Stop being pedantic here. This is about me paying $$$ upfront and having support cut off because the developer can't be bothered. Just what type of shoddy development practices are you advocating here? You take my money? You sure as hell better support it when I use it, regardless of your excuses.
As for "licenses", call it what pretend method you want but that copy I bought belongs to me and is for me to decide what I do with it and how long *I* want to use it. Not some cowboy developer.
Ok, so I release software for licensing when I am 40. I'm not going to come back to it when I am 50, let alone sell you the entire codebase and right to alter it for the sake of passing off a shoddy copy.
You didn't do any development work, so you are not entitled to own a single line of code, instead you have a license to use it as it was designed, and not claim ownership for something you never worked on.
There are different levels of contractual obligations that you have with a developer or software product. For your standard consumer level purchase where you pay at most a couple hundred dollars and that is the extent of it -- you really are just buying the right to use a product for on a version (hopefully continuing to work on future versions of the OS) with support maybe for the first year only.... and maybe the ability to ask for your money back within the first month if the product did not live up to promises made by the developer... that is about the extent of it. If you use software in ways that are not meant to be used - that is not the problem of the developer. He can chose it is important or not. If a product is not profitable, and does not sell well.... there is no recourse if the product gets orphaned.... The reputation of the developer is one thing that you have to take into account when purchasing any software of any importance to you.
If you are purchasing it as a corporation which it may be "mission critical" there are a slew of other more detailed contractual obligations that may be included in the purchase agreement.... but then the customer pays for those. Things like minimum support length, Service Level Agreement stating expected turn around for different classes of defects etc.
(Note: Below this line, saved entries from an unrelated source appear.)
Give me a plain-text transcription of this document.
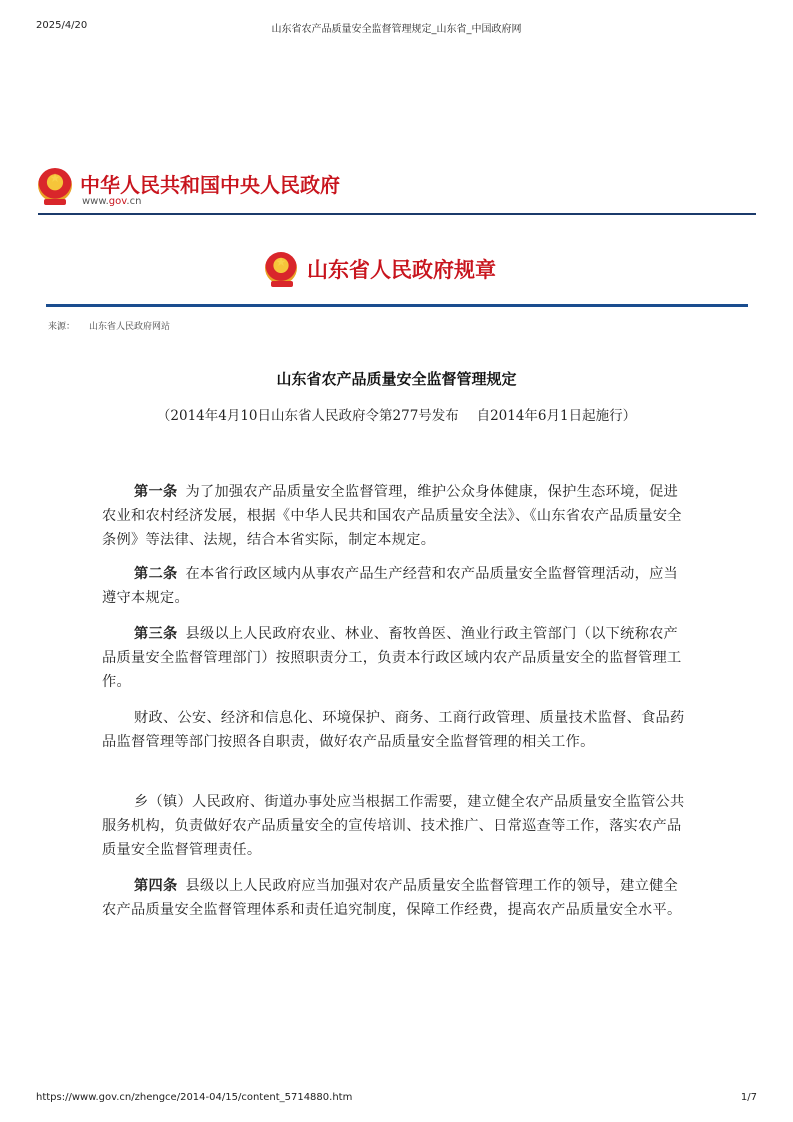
山东省农产品质量安全监督管理规定_山东省_中国政府网
2025/4/20
★ 中华人民共和国中央人民政府
www.gov.cn
★ 山东省人民政府规章
来源： 山东省人民政府网站
山东省农产品质量安全监督管理规定
（2014年4月10日山东省人民政府令第277号发布　 自2014年6月1日起施行）

第一条 为了加强农产品质量安全监督管理，维护公众身体健康，保护生态环境，促进农业和农村经济发展，根据《中华人民共和国农产品质量安全法》、《山东省农产品质量安全条例》等法律、法规，结合本省实际，制定本规定。

第二条 在本省行政区域内从事农产品生产经营和农产品质量安全监督管理活动，应当遵守本规定。

第三条 县级以上人民政府农业、林业、畜牧兽医、渔业行政主管部门（以下统称农产品质量安全监督管理部门）按照职责分工，负责本行政区域内农产品质量安全的监督管理工作。

财政、公安、经济和信息化、环境保护、商务、工商行政管理、质量技术监督、食品药品监督管理等部门按照各自职责，做好农产品质量安全监督管理的相关工作。

乡（镇）人民政府、街道办事处应当根据工作需要，建立健全农产品质量安全监管公共服务机构，负责做好农产品质量安全的宣传培训、技术推广、日常巡查等工作，落实农产品质量安全监督管理责任。

第四条 县级以上人民政府应当加强对农产品质量安全监督管理工作的领导，建立健全农产品质量安全监督管理体系和责任追究制度，保障工作经费，提高农产品质量安全水平。

https://www.gov.cn/zhengce/2014-04/15/content_5714880.htm	1/7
I know many corporations that will not buy mission critical applications from small developers because it is important for them that if the contractual terms are not lived up to ..... they have to be large enough to sue and have some redress.
Additional contractual terms could be agreement of a source code license - but not a customizable software license.... or that the company must place the source code in trust with a 3rd party so that if the contractual terms are not lived up to and a breach takes place -- worse comes to worse the company can take over their own support.
There are different rights a licensee has, but someone paying a small amount to use an application -- is really just paying to use as is.... nothing more -- nothing less.